Use the copy button to share the amount, years, equivalent value, CPI ratio, and a Useful Atlas link. That lets someone else calculate their own amount without needing your exact scenario.

Reference data

Official CPI source table

Topic Value used Source Date Note
CPI series CUUR0000SA0, CPI-U, U.S. city average, all items, not seasonally adjusted BLS Public Data API As of June 19, 2026 Annual values use BLS annual average period M13. Verify current data and API terms at the source.
Latest monthly CPI used May 2026 CPI-U = 335.123 BLS CPI news release As of June 19, 2026 The latest month is used only when the target is set to May 2026. Annual comparisons use annual average CPI.
Latest annual CPI used 2025 annual average CPI-U = 321.943 BLS Public Data API As of June 19, 2026 This is the newest full-year annual average in the embedded table.

FAQ

What CPI measure does this inflation calculator use?

It uses BLS series CUUR0000SA0: Consumer Price Index for All Urban Consumers, U.S. city average, all items, not seasonally adjusted.

Why does the calculator use annual averages for past years?

Annual average CPI is a stable way to compare calendar years. It avoids choosing one arbitrary month unless the target is explicitly set to the latest available month.

Can I compare May 2026 with a prior year?

Yes. The latest option uses May 2026 CPI-U at 335.123, while the start year uses that year annual average. The annualized rate therefore uses midpoint timing as an approximation.

Is this the same as personal inflation?

No.
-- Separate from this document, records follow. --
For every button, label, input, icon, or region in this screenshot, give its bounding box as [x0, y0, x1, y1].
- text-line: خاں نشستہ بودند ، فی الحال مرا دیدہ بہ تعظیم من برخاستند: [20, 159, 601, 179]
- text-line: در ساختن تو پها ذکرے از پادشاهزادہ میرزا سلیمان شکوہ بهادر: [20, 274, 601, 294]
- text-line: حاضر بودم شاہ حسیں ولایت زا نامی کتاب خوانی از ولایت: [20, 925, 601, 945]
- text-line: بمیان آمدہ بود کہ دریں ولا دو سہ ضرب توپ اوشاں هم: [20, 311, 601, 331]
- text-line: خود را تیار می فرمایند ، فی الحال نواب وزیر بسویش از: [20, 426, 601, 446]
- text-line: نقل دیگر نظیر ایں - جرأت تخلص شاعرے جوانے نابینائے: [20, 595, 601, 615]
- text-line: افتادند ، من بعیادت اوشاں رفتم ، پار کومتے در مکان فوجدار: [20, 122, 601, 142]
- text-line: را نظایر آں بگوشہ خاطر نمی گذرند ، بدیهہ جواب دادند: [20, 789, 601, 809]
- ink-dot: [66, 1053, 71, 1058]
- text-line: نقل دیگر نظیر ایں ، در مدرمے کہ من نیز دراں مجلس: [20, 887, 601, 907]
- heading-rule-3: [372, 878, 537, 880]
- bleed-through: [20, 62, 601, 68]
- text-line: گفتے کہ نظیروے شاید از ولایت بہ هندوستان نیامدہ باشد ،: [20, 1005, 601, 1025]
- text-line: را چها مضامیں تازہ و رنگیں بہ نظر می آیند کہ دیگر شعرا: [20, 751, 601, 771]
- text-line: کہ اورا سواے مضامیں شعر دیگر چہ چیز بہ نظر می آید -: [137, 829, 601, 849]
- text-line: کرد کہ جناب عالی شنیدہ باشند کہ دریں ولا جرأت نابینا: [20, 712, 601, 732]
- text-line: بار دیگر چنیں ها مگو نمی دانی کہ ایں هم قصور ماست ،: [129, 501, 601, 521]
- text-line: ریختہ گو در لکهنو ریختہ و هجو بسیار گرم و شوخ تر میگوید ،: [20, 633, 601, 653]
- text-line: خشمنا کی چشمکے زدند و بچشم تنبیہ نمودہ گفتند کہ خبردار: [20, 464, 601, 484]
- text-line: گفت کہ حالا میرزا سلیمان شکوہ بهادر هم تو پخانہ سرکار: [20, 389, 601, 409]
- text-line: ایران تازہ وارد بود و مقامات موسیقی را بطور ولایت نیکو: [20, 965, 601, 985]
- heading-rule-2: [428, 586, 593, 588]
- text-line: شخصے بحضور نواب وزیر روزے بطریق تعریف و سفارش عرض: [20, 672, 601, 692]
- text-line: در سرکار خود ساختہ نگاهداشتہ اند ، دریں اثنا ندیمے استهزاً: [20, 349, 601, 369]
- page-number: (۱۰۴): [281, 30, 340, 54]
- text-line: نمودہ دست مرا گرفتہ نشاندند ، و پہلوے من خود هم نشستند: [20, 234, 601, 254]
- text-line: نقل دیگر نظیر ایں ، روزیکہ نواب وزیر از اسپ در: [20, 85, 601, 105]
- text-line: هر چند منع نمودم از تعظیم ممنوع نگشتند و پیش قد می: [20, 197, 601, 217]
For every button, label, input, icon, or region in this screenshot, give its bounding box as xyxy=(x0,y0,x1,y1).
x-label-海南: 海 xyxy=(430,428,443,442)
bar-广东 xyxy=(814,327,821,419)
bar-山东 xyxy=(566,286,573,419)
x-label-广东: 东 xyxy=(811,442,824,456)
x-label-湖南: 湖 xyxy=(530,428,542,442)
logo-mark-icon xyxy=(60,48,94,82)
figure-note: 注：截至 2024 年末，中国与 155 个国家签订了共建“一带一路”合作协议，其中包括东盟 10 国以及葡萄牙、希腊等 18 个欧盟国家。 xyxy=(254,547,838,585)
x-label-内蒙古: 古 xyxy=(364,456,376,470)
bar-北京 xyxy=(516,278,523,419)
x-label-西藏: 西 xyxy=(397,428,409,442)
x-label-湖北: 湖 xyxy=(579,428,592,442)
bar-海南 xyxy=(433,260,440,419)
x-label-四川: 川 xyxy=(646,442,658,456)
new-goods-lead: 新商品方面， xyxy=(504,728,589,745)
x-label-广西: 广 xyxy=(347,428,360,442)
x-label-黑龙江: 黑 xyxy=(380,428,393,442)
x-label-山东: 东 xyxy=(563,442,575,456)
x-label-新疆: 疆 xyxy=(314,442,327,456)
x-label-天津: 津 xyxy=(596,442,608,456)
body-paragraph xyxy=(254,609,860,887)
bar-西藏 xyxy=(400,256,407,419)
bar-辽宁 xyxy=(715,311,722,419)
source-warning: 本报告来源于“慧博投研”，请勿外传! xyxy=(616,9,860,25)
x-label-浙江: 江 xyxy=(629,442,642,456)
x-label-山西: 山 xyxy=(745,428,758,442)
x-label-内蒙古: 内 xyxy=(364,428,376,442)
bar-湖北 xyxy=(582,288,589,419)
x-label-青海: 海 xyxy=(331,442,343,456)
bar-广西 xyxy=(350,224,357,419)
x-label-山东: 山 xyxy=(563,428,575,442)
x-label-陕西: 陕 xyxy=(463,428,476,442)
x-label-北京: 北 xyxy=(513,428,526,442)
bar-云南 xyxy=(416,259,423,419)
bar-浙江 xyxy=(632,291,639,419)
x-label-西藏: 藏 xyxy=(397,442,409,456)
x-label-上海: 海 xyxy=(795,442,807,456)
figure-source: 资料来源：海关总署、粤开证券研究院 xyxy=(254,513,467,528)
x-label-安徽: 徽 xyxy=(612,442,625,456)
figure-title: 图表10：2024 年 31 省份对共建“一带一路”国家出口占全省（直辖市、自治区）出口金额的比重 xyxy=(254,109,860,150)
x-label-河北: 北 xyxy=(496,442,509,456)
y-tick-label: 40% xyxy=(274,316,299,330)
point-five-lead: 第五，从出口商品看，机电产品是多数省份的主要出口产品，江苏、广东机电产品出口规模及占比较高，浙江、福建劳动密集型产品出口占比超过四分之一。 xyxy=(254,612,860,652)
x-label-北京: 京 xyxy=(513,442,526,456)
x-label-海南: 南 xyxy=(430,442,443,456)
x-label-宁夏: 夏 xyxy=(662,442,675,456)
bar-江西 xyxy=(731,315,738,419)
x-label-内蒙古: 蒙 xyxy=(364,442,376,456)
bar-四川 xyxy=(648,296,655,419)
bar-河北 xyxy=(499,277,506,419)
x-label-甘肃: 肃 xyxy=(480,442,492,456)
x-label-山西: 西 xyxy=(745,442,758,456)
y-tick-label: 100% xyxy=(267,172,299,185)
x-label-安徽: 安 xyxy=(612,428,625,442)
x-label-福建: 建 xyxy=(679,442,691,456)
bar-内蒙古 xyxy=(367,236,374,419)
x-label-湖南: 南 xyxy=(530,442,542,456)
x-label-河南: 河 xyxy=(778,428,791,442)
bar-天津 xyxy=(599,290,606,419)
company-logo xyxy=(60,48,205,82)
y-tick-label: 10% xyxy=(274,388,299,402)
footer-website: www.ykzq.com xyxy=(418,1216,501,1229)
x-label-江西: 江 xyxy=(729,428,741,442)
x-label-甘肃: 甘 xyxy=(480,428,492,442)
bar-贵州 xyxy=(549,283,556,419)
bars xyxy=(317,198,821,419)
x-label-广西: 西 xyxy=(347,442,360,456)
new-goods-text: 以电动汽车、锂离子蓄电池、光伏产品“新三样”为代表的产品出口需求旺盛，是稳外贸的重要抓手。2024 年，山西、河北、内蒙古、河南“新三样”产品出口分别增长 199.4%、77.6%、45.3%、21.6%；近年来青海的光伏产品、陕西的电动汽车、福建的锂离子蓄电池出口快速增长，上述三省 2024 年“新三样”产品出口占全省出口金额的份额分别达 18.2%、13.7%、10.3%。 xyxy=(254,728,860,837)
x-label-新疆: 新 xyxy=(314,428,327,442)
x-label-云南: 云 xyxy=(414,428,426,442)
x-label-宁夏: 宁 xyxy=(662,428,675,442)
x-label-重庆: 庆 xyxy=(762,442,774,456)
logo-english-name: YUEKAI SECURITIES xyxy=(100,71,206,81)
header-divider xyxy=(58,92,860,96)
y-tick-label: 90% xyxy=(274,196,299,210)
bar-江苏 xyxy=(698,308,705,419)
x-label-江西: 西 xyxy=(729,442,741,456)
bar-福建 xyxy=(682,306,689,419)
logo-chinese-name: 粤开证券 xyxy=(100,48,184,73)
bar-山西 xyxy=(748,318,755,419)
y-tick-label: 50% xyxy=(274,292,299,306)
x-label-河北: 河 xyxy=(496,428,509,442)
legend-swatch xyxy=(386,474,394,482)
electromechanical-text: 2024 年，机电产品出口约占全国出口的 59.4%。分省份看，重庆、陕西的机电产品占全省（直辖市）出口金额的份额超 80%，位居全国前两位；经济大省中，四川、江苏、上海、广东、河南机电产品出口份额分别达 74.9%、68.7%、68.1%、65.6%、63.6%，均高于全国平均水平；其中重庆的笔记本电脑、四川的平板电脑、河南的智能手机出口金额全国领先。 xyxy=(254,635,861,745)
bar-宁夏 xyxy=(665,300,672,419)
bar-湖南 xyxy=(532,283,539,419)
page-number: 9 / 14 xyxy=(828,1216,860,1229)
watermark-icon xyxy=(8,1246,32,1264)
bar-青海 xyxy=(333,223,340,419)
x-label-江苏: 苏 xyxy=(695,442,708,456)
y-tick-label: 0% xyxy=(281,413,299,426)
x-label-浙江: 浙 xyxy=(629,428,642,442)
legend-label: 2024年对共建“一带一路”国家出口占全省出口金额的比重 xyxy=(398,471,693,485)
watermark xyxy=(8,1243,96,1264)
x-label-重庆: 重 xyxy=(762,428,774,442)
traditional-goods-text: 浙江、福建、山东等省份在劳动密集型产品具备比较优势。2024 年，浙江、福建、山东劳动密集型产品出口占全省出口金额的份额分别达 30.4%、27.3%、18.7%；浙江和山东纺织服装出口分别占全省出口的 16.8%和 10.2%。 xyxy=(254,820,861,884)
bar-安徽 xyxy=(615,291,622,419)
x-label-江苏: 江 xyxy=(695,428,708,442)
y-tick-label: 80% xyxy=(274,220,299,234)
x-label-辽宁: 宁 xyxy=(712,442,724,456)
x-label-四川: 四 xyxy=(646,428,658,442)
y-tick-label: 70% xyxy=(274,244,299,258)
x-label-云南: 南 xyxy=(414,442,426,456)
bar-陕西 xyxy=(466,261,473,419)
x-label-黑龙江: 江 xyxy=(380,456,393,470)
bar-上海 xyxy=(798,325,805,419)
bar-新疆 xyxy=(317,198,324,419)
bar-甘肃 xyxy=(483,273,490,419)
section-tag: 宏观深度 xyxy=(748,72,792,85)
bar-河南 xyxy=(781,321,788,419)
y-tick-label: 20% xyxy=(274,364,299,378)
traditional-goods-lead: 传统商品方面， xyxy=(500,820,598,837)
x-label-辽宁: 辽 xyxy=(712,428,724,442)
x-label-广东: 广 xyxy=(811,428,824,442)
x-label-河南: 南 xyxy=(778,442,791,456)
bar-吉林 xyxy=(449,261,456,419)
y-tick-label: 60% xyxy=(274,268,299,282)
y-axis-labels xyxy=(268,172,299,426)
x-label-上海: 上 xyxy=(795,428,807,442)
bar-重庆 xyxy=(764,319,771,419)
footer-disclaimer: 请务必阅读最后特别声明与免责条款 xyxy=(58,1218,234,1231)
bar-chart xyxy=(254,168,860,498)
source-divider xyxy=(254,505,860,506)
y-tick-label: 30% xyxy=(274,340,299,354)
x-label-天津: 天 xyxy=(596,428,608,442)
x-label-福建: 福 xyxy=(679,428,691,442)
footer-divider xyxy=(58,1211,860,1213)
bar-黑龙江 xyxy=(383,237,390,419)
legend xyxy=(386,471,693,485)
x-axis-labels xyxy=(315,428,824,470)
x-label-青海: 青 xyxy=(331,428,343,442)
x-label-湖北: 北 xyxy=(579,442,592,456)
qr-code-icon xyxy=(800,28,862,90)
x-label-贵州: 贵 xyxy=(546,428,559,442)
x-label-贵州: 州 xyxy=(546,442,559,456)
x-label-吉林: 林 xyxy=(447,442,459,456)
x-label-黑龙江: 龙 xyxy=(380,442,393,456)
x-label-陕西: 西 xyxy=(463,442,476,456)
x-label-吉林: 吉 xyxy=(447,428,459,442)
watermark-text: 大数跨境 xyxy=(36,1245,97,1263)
CPI-U is a broad national price index. Your own inflation can differ because housing, transportation, food, taxes, health care, and local prices may move differently.

Why do some old years show deflation?

The CPI can move down over some periods. If the target CPI is lower than the start CPI, the equivalent amount is lower and the cumulative change is negative.

Can I share the result?

Yes. The copy button creates a short text result with the amount, years, CPI values, and a Useful Atlas link so another person can calculate their own comparison.